Estonia-based distributor of confectionery, snacks and beverages NML Group is targeting turnover of up to €3 million in 2026 — an increase of 40–50% compared to last year — as cross-border deliveries become an increasingly important part of fast-moving consumer goods (FMCG) distribution in the Baltics.
According to NML Group the growth comes not only from higher sales, but from bringing its Baltic operations closer together. “We have united teams from all three countries into one structure,” said Vladislav Strigunov, representative of NML Group. “That helps us make faster decisions and offer the same level of service across the whole region.” Estonia remains the company’s largest market, generating around 60% of turnover, while Latvia and Lithuania make up the rest. At the same time, cross-border deliveries are growing and are now estimated at around >40%.
Baltic markets may be similar, but they are not the same
Despite increasing regional integration, customer needs still differ from country to country. “There are clear differences between the Baltic markets,” Strigunov said. “You need one overall strategy, but you also have to adapt locally.” Demand across the region is strongest in everyday categories, such as confectionery and soft drinks. Juices and sweets continue to be strong sellers, while the company is also seeing growing interest in its own brand, Royal Bird. According to Strigunov, the ordering habits are also changing, “Large retail chains rely more on regular scheduled deliveries, while smaller partners often expect faster reactions when demand suddenly changes,” he added.
Reliable logistics matters more than ever
As business grows across borders, reliable logistics is becoming increasingly important. “In FMCG, even short delays are felt immediately,” Strigunov said. “If products do not arrive on time, it will directly impact product availability and sales.” NML Group says that cooperation with Venipak has helped make deliveries across the Baltics more stable and easier to manage. “One of the biggest advantages is speed,” Strigunov said. “Shipments collected in Tallinn in the evening can reach Riga or Vilnius the next morning. That solves a lot of distributional problems for us.” More predictable deliveries have also reduced uncertainty for partners and supported repeat orders. From Venipak’s perspective, this reflects a broader market trend. “FMCG logistics is not the fastest-growing area, but it is one of the most demanding,” said Andrius Ladauskas, CEO of Venipak. “Shipments are frequent, volumes are high, and expectations for reliability are very strict.”

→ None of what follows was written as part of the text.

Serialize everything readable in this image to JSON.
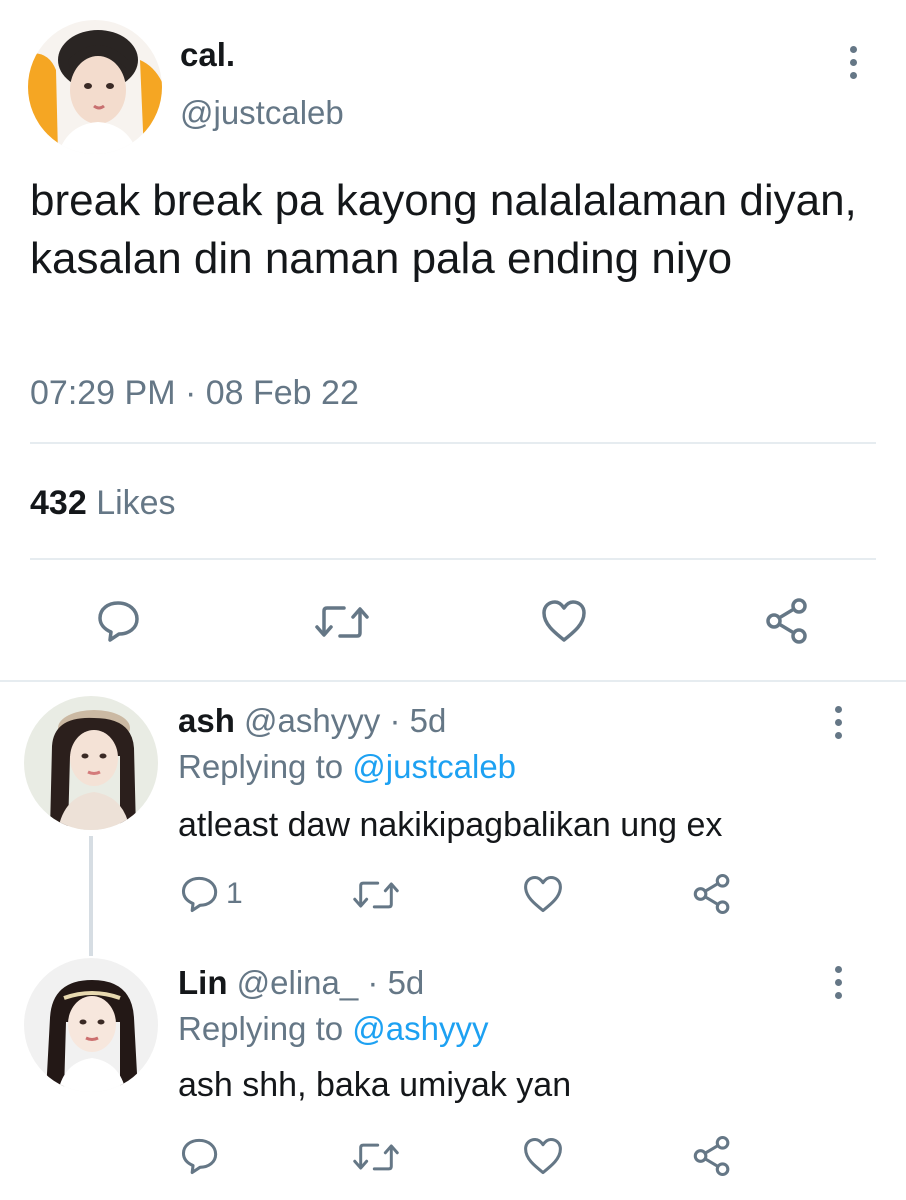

Cross-border logistics is becoming key to growth
For companies that want to expand beyond one market, building their own regional logistics network takes time and investment. That is why external logistics partners are becoming a bigger part of growth plans. “For us, smooth deliveries make expansion much easier,” Strigunov said. “It allows us to focus on new products and new partnerships.” NML Group expects the Baltic FMCG sector to become even more connected in the coming years, with cross-border distribution continuing to grow and logistics playing a central role in connecting markets.